I still have not nailed down my race plans for the year — still thinking of Fargo, the 50K in Omaha and either the Dizzy Goat or maybe Afton. I need something fun, but it’s hard to look ahead when it’s 20 below outside and all I want to do is sit on my couch in yoga pants and eat cookies.
This winter is killing me.
My motivation, my spirit, my desire to be anything but a fat slug who watches TV and drinks wine all night. I couldn’t even get excited to go run the Frostbite 4, one of my favorite local races. We haven’t gone for a few years, and we should have. It would have been fun and a break from this endless winter.
I’m still managing about 35 miles a week, a spin class or two and some random, super pathetic lunges. But I can’t gin up any joy for a real long run when it’s so cold out — though I know my stress level would come way down if I just went and spent about 3 hours running Saturday and Sunday. The most I’ve managed is 10 on Saturdays. Lame.
Even last week, I was being a crappy mom and a crappy wife and finally put on all my warm clothes and told Philip I was leaving for an hour. About 7 miles later, I was a completely different (nicer) person. I know this about myself, so why do I need to re-learn it like once a week?
This is why treadmill running is so horrible — it’s all the work and none of the joy of actual running.

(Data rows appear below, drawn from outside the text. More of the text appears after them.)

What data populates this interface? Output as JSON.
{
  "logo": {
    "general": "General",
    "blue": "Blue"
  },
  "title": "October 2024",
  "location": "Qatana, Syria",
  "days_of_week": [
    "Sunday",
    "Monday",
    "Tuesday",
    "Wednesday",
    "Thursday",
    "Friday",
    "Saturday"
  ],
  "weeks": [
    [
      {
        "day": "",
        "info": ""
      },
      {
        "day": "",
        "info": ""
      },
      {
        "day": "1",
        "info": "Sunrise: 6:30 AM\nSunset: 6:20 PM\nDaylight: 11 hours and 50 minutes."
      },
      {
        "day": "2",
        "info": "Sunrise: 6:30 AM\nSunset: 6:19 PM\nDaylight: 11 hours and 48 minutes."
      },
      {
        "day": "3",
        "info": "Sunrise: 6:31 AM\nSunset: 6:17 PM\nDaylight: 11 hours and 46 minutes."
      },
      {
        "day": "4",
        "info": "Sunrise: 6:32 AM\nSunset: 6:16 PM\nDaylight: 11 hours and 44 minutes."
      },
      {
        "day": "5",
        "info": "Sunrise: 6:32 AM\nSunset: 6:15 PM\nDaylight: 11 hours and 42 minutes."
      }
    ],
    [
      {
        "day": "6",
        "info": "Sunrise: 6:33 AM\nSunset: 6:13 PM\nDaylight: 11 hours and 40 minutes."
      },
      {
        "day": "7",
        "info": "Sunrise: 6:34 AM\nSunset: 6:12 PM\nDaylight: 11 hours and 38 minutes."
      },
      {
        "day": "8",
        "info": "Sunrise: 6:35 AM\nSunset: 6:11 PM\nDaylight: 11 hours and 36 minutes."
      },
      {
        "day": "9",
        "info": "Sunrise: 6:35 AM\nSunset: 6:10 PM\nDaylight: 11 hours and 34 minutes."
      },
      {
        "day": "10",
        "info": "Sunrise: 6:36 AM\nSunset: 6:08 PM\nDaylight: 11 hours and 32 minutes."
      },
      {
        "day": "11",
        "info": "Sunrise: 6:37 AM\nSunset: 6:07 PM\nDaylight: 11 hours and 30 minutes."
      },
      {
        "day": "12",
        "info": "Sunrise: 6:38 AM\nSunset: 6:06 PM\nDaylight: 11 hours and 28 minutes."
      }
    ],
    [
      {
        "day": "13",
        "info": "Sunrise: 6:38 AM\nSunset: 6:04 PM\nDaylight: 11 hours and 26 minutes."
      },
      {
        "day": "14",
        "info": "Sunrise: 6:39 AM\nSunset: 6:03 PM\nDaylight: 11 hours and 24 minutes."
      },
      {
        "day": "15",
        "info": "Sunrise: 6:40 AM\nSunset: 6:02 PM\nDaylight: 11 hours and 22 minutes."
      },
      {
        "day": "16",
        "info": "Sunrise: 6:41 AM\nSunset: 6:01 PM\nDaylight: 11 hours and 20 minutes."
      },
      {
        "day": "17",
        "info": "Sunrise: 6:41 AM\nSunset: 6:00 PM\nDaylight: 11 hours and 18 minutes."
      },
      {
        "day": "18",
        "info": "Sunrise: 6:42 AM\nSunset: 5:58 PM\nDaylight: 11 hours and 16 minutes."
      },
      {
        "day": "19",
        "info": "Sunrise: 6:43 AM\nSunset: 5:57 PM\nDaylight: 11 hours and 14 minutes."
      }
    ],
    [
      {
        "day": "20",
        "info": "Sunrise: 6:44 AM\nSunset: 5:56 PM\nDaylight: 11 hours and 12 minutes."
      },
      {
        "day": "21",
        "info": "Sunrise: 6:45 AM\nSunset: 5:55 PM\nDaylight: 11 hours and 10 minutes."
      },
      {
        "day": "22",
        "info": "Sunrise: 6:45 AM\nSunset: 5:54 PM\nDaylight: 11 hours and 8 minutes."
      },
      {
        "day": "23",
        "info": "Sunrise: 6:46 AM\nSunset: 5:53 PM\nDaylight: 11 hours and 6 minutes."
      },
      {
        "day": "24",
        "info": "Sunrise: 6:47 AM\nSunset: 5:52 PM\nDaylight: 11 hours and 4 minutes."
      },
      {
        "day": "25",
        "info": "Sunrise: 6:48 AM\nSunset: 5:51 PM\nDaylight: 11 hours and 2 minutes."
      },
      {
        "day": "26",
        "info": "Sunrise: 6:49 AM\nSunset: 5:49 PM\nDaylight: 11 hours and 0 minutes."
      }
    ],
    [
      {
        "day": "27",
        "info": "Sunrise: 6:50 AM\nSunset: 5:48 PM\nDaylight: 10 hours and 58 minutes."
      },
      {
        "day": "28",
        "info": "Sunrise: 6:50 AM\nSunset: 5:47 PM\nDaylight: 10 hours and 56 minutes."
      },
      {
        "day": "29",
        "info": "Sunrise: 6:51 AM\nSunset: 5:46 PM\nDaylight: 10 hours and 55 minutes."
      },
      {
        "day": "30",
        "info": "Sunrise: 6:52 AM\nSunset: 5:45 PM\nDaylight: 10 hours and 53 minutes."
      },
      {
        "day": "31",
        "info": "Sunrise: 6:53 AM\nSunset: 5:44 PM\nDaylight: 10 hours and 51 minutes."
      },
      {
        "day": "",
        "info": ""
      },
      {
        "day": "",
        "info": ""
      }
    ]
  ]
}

When people say they hate running, they must be talking about treadmills. Because real, outdoor running is nothing but pure joy.
And I need to remember that when it’s so cold out. I have a stack of warm running clothes — balaclavas and hand warmers and giant mittens and tights. And a few friends stupid enough to go out there, too.
I’m writing this as the wind howls and I stare a pile of gear next to my desk at work. Somebody make me go.